Five years after Julian Assange was accused of rape in Sweden, Ecuador and Sweden have reached an agreement that would allow him to be interrogated by Swedish officials at the Ecuadorian Embassy in London.
The WikiLeaks founder has been holed up at the embassy for more than three years to avoid extradition to Sweden, where prosecutors want to question him about the rape allegation.
Assange, an Australian, has not been charged and has denied the rape claim. Ecuador granted him political asylum in 2012.
Agreement reached
But on Thursday, Ecuador and Sweden reached an agreement “on legal assistance in criminal affairs as a result of the negotiations which started last June,” the Ecuadorian Foreign Affairs Ministry said.
“The agreement guarantees, among other things, the application and respect of the national legislation and principles of international rights, particularly those related to human rights, and the full exercise of national sovereignty, in any case of legal assistance between Ecuador and Sweden.”
As a result, the deal also facilitates Assange’s questioning, the Ecuadorian ministry said.

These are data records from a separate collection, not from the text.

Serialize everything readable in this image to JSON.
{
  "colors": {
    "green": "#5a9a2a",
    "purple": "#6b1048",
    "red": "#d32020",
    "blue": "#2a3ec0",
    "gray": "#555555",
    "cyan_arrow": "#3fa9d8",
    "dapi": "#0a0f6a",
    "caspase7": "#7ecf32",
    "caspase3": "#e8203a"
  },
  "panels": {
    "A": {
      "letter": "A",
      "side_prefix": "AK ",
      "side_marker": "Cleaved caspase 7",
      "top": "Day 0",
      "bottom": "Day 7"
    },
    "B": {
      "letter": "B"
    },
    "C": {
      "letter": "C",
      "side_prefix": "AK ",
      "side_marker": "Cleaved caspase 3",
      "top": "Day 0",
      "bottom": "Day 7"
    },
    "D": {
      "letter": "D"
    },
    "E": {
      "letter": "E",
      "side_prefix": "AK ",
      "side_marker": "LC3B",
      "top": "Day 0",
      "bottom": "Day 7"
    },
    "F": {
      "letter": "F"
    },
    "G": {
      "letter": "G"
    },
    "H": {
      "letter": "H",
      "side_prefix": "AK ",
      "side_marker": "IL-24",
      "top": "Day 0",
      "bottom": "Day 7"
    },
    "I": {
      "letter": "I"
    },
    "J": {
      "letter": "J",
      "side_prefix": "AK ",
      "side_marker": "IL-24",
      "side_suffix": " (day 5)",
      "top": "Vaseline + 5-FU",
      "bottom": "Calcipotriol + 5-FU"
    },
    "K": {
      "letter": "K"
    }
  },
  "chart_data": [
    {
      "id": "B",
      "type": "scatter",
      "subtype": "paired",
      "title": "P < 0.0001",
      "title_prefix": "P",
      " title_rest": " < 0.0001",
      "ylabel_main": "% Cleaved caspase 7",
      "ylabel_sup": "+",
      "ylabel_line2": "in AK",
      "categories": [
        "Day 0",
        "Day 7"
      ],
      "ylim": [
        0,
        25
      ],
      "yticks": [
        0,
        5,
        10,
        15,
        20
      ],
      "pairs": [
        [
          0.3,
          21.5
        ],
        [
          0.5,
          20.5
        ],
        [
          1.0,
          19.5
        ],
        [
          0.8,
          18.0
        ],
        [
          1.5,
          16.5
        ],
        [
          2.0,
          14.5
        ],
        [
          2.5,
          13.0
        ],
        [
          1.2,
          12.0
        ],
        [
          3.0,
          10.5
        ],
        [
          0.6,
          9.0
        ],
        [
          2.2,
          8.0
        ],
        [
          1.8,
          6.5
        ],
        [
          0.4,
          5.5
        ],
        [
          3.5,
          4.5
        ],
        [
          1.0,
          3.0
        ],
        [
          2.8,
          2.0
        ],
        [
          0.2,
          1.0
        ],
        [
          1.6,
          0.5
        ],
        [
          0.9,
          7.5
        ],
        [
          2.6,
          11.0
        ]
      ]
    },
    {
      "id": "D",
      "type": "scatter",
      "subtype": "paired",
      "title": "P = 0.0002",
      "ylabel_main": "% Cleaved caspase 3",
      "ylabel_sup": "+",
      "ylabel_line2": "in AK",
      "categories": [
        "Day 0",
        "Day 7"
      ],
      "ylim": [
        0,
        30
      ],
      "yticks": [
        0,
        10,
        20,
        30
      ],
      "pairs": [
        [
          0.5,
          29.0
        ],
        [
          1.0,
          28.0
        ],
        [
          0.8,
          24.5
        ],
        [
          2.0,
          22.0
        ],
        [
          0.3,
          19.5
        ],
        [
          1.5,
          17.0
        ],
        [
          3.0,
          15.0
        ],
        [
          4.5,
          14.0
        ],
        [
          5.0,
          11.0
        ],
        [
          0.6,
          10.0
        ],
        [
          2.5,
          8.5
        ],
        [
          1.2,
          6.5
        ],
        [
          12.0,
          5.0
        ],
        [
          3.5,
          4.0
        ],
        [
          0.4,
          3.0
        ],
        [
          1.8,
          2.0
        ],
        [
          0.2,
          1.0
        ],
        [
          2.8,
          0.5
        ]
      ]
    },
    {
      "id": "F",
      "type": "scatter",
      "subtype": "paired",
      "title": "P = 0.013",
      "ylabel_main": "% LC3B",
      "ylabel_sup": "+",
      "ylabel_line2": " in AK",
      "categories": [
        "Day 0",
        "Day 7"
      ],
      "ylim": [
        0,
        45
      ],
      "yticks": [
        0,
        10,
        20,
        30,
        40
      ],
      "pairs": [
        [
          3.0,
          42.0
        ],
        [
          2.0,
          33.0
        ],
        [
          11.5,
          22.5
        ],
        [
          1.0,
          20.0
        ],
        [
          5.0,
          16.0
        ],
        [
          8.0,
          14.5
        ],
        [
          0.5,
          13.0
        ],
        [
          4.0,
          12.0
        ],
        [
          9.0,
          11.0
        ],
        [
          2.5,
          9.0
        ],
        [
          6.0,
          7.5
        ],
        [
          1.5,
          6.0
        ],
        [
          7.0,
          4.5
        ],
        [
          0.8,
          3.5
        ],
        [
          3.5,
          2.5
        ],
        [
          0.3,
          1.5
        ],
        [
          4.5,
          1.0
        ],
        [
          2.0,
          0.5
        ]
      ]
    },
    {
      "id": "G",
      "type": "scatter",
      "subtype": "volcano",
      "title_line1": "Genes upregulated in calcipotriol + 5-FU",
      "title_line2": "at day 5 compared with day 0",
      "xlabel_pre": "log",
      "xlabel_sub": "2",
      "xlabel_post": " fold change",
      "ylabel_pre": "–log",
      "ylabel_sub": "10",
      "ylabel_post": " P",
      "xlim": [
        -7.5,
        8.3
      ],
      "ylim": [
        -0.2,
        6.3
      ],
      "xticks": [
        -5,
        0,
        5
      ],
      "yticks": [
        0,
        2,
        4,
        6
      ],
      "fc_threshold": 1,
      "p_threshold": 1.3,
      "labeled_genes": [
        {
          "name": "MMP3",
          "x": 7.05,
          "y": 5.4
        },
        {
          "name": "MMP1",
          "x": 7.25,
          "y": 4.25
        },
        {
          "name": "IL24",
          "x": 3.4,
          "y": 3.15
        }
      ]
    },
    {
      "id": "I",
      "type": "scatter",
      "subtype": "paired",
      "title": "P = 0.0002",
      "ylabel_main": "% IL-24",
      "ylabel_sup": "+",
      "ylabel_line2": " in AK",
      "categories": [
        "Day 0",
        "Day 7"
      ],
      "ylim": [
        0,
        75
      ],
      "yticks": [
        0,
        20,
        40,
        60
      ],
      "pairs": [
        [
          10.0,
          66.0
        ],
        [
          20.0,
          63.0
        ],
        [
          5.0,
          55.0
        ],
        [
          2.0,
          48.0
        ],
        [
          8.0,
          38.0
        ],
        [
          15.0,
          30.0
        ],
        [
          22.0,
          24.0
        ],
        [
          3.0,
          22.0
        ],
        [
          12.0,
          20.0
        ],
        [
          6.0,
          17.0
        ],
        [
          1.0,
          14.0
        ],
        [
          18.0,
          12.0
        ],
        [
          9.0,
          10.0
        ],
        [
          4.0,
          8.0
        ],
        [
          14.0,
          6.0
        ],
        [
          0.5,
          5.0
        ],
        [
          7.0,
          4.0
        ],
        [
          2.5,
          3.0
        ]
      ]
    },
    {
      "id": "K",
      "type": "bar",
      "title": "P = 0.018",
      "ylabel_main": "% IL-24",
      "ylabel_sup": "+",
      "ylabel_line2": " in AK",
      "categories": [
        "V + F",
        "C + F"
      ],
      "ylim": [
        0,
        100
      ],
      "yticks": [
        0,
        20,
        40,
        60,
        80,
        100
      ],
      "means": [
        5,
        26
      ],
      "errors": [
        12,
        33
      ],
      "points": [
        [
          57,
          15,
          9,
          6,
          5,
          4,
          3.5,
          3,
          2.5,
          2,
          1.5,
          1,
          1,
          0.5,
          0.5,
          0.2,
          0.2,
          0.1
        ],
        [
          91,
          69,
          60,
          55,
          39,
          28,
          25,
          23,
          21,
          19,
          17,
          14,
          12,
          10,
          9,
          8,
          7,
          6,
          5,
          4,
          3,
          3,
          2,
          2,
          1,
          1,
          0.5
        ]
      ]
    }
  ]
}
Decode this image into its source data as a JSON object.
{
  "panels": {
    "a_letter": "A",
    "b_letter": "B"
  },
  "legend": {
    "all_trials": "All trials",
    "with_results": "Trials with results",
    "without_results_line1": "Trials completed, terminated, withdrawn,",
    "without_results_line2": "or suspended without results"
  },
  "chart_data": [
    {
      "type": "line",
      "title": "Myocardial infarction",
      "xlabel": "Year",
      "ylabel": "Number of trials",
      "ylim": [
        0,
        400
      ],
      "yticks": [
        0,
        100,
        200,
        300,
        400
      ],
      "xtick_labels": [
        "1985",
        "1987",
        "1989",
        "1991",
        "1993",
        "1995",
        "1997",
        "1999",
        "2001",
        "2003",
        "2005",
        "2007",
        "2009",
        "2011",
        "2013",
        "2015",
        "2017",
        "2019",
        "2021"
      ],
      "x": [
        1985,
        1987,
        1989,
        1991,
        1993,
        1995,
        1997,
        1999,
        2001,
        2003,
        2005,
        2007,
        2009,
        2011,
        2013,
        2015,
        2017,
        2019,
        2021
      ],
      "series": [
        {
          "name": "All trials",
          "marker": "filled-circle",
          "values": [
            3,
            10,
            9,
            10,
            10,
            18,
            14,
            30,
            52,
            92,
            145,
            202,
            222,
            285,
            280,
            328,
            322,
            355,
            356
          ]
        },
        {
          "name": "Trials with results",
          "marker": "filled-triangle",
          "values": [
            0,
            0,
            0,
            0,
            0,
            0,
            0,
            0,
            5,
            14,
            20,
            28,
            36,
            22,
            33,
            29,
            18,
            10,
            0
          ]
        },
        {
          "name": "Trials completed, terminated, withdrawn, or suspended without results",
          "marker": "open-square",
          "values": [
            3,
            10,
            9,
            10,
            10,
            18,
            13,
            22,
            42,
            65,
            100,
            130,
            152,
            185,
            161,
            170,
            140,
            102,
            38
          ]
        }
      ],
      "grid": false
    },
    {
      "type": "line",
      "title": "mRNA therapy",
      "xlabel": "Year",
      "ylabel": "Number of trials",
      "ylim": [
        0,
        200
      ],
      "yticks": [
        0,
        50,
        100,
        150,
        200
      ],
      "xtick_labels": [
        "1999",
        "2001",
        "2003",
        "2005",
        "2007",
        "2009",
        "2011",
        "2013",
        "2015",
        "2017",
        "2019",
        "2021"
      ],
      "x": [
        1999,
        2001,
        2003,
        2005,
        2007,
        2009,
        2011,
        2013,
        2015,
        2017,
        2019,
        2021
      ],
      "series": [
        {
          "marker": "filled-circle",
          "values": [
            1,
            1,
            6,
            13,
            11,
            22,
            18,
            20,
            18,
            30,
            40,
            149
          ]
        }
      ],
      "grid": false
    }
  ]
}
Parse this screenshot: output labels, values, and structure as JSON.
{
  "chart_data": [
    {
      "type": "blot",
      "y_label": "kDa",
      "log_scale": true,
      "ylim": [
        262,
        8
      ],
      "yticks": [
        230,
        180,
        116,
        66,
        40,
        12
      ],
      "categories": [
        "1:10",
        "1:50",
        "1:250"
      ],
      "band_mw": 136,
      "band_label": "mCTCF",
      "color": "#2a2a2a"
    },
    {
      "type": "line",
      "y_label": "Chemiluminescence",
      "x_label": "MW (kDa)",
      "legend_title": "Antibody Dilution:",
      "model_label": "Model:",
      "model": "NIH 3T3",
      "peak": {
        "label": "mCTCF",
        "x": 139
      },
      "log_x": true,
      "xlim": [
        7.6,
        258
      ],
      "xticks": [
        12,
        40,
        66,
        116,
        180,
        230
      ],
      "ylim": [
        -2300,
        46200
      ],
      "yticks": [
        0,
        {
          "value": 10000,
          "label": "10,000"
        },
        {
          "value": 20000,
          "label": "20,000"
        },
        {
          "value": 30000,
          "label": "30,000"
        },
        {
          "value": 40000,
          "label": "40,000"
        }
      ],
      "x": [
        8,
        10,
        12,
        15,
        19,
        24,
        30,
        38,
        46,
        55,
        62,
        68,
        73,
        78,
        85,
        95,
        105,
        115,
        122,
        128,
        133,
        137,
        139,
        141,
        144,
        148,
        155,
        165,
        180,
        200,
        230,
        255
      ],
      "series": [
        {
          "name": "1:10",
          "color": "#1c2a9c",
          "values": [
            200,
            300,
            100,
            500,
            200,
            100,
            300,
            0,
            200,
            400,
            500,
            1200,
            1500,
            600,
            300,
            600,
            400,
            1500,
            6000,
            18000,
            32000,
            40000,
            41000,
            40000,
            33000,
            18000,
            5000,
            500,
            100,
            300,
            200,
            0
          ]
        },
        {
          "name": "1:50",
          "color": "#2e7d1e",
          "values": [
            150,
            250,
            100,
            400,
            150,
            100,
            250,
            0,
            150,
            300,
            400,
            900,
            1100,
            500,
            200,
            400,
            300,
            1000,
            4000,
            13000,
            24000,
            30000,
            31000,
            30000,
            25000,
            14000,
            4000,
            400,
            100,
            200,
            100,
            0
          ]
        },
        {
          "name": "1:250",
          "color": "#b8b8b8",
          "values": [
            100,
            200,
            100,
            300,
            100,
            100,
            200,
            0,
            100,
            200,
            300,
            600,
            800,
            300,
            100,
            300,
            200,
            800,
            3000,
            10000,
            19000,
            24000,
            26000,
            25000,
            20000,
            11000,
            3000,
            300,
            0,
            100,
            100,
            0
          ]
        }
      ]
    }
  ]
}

It did not release any more details about the potential interviewing of Assange.
Swedish Justice Ministry official Cecilia Riddselius confirmed the two governments had “reached a general agreement on legal assistance in criminal matters.”
On Thursday, Sweden’s government will make a decision on the case, which would then be “followed by an exchange of diplomatic notes,” she said.
It would then be up to the Swedish state prosecutor to renew a request to interview Assange under the terms of the agreement, she said.
Diplomatic standoff
Assange has said he fears Sweden would extradite him to the United States, where he could face the death penalty if he is charged and convicted of publishing government secrets through WikiLeaks.
And Swedish prosecutors have previously balked at interviewing Assange at the embassy in London, arguing that any such interview should take place on Swedish soil.
But the fact that the statute of limitations for some of his alleged crimes were set to expire this year spurred Swedish authorities to change their approach.
In April, Assange gave consent to be questioned by Swedish prosecutors at the embassy, although the agreement with Ecuador that would provide a framework for the talks to take place was yet to be made.
Dumps of classified documents
Since WikiLeaks launched in 2006, it has published thousands of classified government documents, cables and videos.
In 2007, it posted a procedures manual for Camp Delta, the U.S. detention center in Guantanamo Bay.
Three years after that, the site posted more than 90,000 classified documents related to the war in Afghanistan. It was described as the biggest leak since the Pentagon Papers during the Vietnam War.
Later that year, WikiLeaks published almost 400,000 classified military documents from the Iraq war, providing insights as to how many Iraqi civilians have been killed, the role that Iran has played in supporting Iraqi militants and many accounts of abuse by Iraqi’s army and police.